What is the difference between a deferred tax asset and a deferred tax liability? Explain the...

What is the difference between a deferred tax asset and a deferred tax liability?

Explain the difference between a permanent difference and a timing (or temporary) difference as related to tax and financial accounting, and how those differences relate to deferred tax assets and deferred tax liabilities

Solutions

Expert Solution

Deferred tax is Tax expense calculated on Timing difference based on rates enacted by Law in force.

Deferred Tax Assets: Whenever in any future period, an item which shall accrue benefits to us by reducing our taxable income are known as Deferred Tax assets

Deferred Tax Liability: Whenever in any future period, we shall be paying tax or anybtransaction causing increase in taxable income of future period are known as Deferred Tax liability.

Timing Differences are difference between accounting income (calculated as per US GAAP or IFRS) and Taxable Income (calculated as per Law) which are expected to be reversed in subsequent periods. They are considered for calculation of Deferred tax.
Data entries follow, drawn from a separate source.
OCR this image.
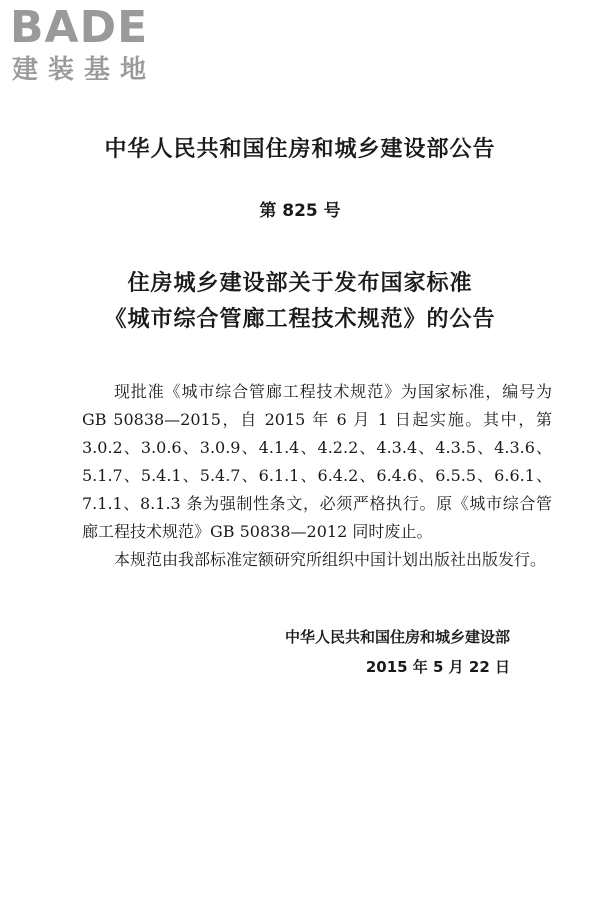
BADE
建装基地
中华人民共和国住房和城乡建设部公告
第 825 号
住房城乡建设部关于发布国家标准
《城市综合管廊工程技术规范》的公告

现批准《城市综合管廊工程技术规范》为国家标准，编号为 GB 50838—2015，自 2015 年 6 月 1 日起实施。其中，第 3.0.2、3.0.6、3.0.9、4.1.4、4.2.2、4.3.4、4.3.5、4.3.6、5.1.7、5.4.1、5.4.7、6.1.1、6.4.2、6.4.6、6.5.5、6.6.1、7.1.1、8.1.3 条为强制性条文，必须严格执行。原《城市综合管廊工程技术规范》GB 50838—2012 同时废止。

本规范由我部标准定额研究所组织中国计划出版社出版发行。

中华人民共和国住房和城乡建设部
2015 年 5 月 22 日
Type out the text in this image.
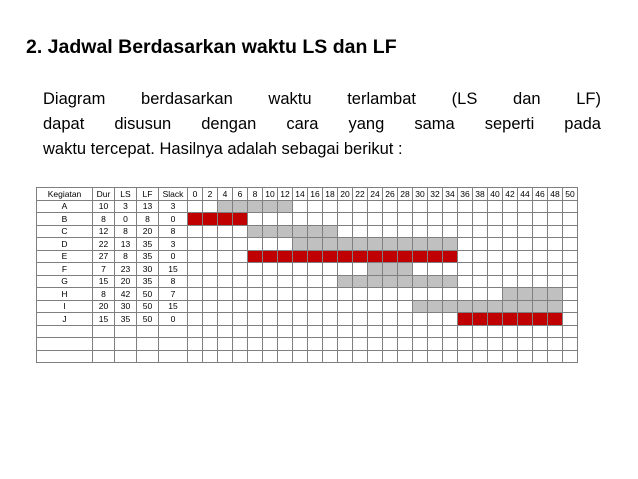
2. Jadwal Berdasarkan waktu LS dan LF
Diagram berdasarkan waktu terlambat (LS dan LF)
dapat disusun dengan cara yang sama seperti pada
waktu tercepat. Hasilnya adalah sebagai berikut :
Kegiatan	Dur	LS	LF	Slack	0	2	4	6	8	10	12	14	16	18	20	22	24	26	28	30	32	34	36	38	40	42	44	46	48	50
A	10	3	13	3																										
B	8	0	8	0																										
C	12	8	20	8																										
D	22	13	35	3																										
E	27	8	35	0																										
F	7	23	30	15																										
G	15	20	35	8																										
H	8	42	50	7																										
I	20	30	50	15																										
J	15	35	50	0																										
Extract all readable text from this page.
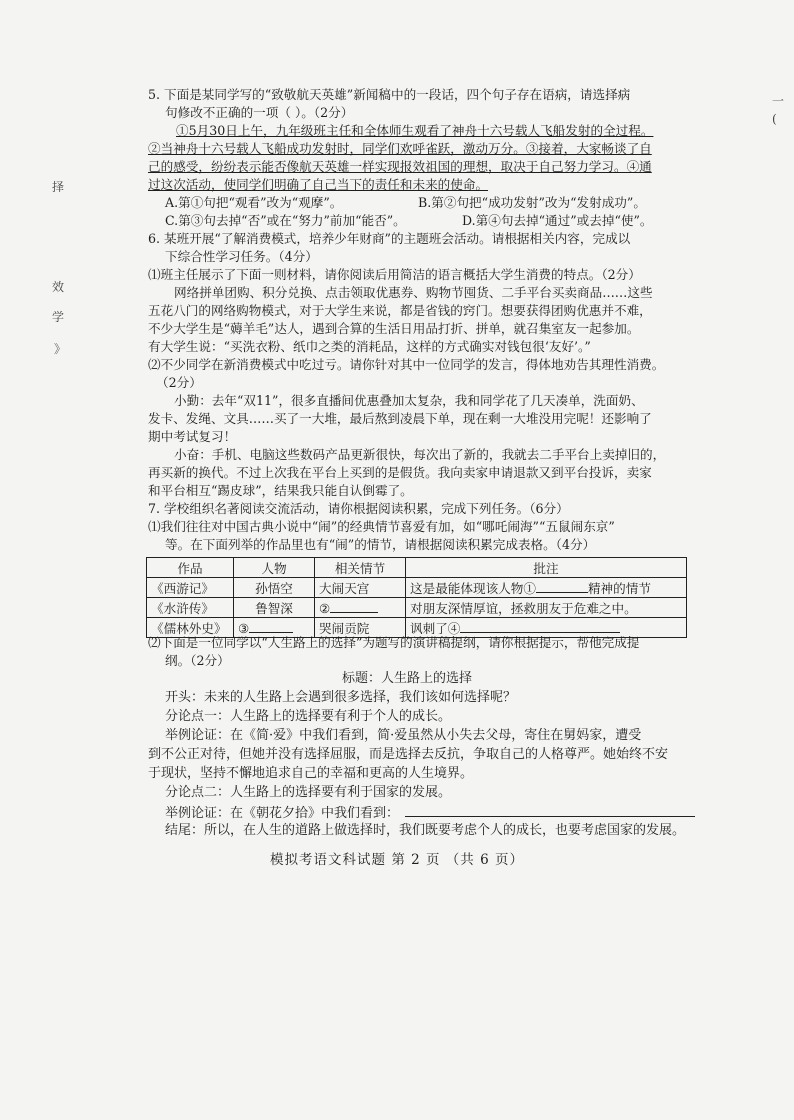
择
效
学
》
(
一
5. 下面是某同学写的“致敬航天英雄”新闻稿中的一段话，四个句子存在语病，请选择病
句修改不正确的一项（ ）。（2分）
①5月30日上午，九年级班主任和全体师生观看了神舟十六号载人飞船发射的全过程。
②当神舟十六号载人飞船成功发射时，同学们欢呼雀跃，激动万分。③接着，大家畅谈了自
己的感受，纷纷表示能否像航天英雄一样实现报效祖国的理想，取决于自己努力学习。④通
过这次活动，使同学们明确了自己当下的责任和未来的使命。
A.第①句把“观看”改为“观摩”。	B.第②句把“成功发射”改为“发射成功”。
C.第③句去掉“否”或在“努力”前加“能否”。	D.第④句去掉“通过”或去掉“使”。
6. 某班开展“了解消费模式，培养少年财商”的主题班会活动。请根据相关内容，完成以
下综合性学习任务。（4分）
⑴班主任展示了下面一则材料，请你阅读后用简洁的语言概括大学生消费的特点。（2分）
网络拼单团购、积分兑换、点击领取优惠券、购物节囤货、二手平台买卖商品……这些
五花八门的网络购物模式，对于大学生来说，都是省钱的窍门。想要获得团购优惠并不难，
不少大学生是“薅羊毛”达人，遇到合算的生活日用品打折、拼单，就召集室友一起参加。
有大学生说：“买洗衣粉、纸巾之类的消耗品，这样的方式确实对钱包很‘友好’。”
⑵不少同学在新消费模式中吃过亏。请你针对其中一位同学的发言，得体地劝告其理性消费。
（2分）
小勤：去年“双11”，很多直播间优惠叠加太复杂，我和同学花了几天凑单，洗面奶、
发卡、发绳、文具……买了一大堆，最后熬到凌晨下单，现在剩一大堆没用完呢！还影响了
期中考试复习！
小奋：手机、电脑这些数码产品更新很快，每次出了新的，我就去二手平台上卖掉旧的，
再买新的换代。不过上次我在平台上买到的是假货。我向卖家申请退款又到平台投诉，卖家
和平台相互“踢皮球”，结果我只能自认倒霉了。
7. 学校组织名著阅读交流活动，请你根据阅读积累，完成下列任务。（6分）
⑴我们往往对中国古典小说中“闹”的经典情节喜爱有加，如“哪吒闹海”“五鼠闹东京”
等。在下面列举的作品里也有“闹”的情节，请根据阅读积累完成表格。（4分）
作品	人物	相关情节	批注
《西游记》	孙悟空	大闹天宫	这是最能体现该人物① 精神的情节
《水浒传》	鲁智深	②	对朋友深情厚谊，拯救朋友于危难之中。
《儒林外史》	③	哭闹贡院	讽刺了④
⑵下面是一位同学以“人生路上的选择”为题写的演讲稿提纲，请你根据提示，帮他完成提
纲。（2分）
标题：人生路上的选择
开头：未来的人生路上会遇到很多选择，我们该如何选择呢？
分论点一：人生路上的选择要有利于个人的成长。
举例论证：在《简·爱》中我们看到，简·爱虽然从小失去父母，寄住在舅妈家，遭受
到不公正对待，但她并没有选择屈服，而是选择去反抗，争取自己的人格尊严。她始终不安
于现状，坚持不懈地追求自己的幸福和更高的人生境界。
分论点二：人生路上的选择要有利于国家的发展。
举例论证：在《朝花夕拾》中我们看到：
结尾：所以，在人生的道路上做选择时，我们既要考虑个人的成长，也要考虑国家的发展。
模拟考语文科试题 第 2 页 （共 6 页）
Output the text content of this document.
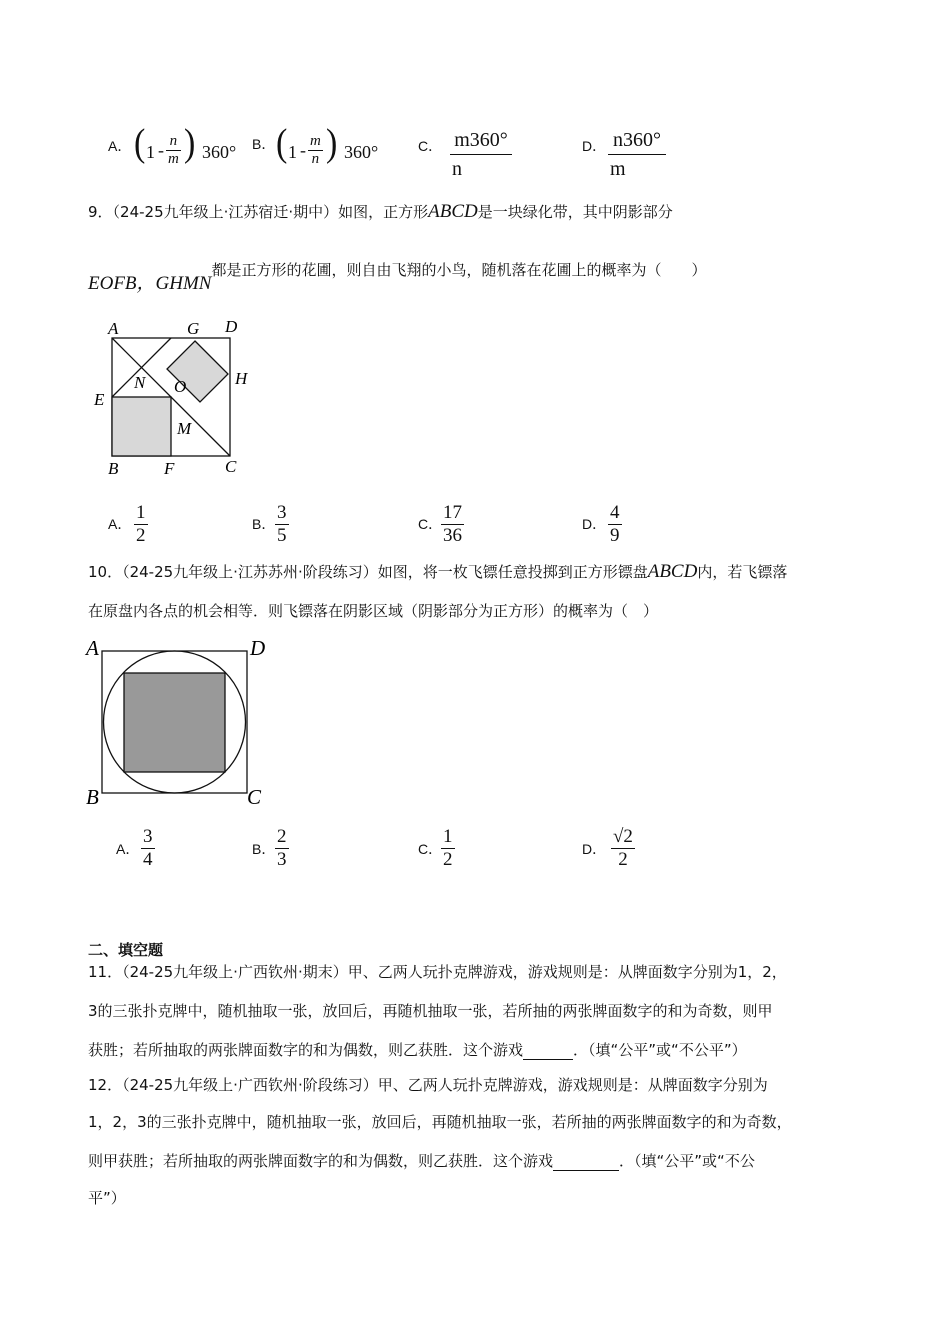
A． ( 1 - n
m ) 360° B． ( 1 - m
n ) 360°	C． m360°
n
D． n360°
m
9．（24-25九年级上·江苏宿迁·期中）如图，正方形ABCD是一块绿化带，其中阴影部分
EOFB，GHMN都是正方形的花圃，则自由飞翔的小鸟，随机落在花圃上的概率为（　　）
A	G D
H
N O
E
M
B	F	C
A．
1
2
B．
3
5
C．
17
36
D．
4
9
10．（24-25九年级上·江苏苏州·阶段练习）如图，将一枚飞镖任意投掷到正方形镖盘ABCD内，若飞镖落
在原盘内各点的机会相等．则飞镖落在阴影区域（阴影部分为正方形）的概率为（　）
A	D
B	C
A．
3
4	B．
2
3	C．
1
2	D．
√2
2
二、填空题
11．（24-25九年级上·广西钦州·期末）甲、乙两人玩扑克牌游戏，游戏规则是：从牌面数字分别为1，2，
3的三张扑克牌中，随机抽取一张，放回后，再随机抽取一张，若所抽的两张牌面数字的和为奇数，则甲
获胜；若所抽取的两张牌面数字的和为偶数，则乙获胜．这个游戏	．（填“公平”或“不公平”）
12．（24-25九年级上·广西钦州·阶段练习）甲、乙两人玩扑克牌游戏，游戏规则是：从牌面数字分别为
1，2，3的三张扑克牌中，随机抽取一张，放回后，再随机抽取一张，若所抽的两张牌面数字的和为奇数，
则甲获胜；若所抽取的两张牌面数字的和为偶数，则乙获胜．这个游戏	．（填“公平”或“不公
平”）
Permanent differences are those difference which are not capable of reversal, or we can say any difference other than timing difference is called as Permanent difference. They are not considered for calculation of Deferred tax.

EXPLANATION (Simple Language)

Books of accounts are prepared as Per US GAAP (US) or IFRS (UK,INDIA,FRANCE etc) and on the basis of such standards, accounting Income is calculated.

But tax laws of country like IRC(US), Income Tax Act(India,UK) have their own ways to calculate taxable Income. Now accounting Income and Taxable Income for a same financial year does not match because of various differences. Such differences can be classified into two broad categories ie Permanent Difference and Temporary Difference.

Expenditures such as Personal Expenses which are not allowable deduction are known as permanent differences as they shall never be allowed as deduction in future. As they wont be reversed in future, Deffered Tax shall not be calculated on them. Hence they are outside the virtue of Deferred Tax

Expenditures such as Provisions for Doubtful debts, which are not allowable as deduction. however in future when the actually bad debts happen, they shall be allowed as deduction. Hence they are known as Timing(Temporary Difference). They are to be reversed in future as shown in example, hence they shall be included for calculation of deferred tax.

Now any provision made during year shall not be allowed as deduction but in future wheneven actual bad debts happen, they shall be allowed as deduction thus reducing our taxable income and thus saving tax, hence they will create a Deferred Tax Asset.

Some items are allowed as 100% deduction in year 1 itself under Tax laws while they continue to depreciate under SLM/SYD/MARCS in accounts. 100% deduction has been allowed in Tax but it shall not be allowed in future for the same asset, hence depreciation claimed under accounts in future period will be disallowed thus increasing tax liablity in future, hence they will create a Deferred Tax Liability.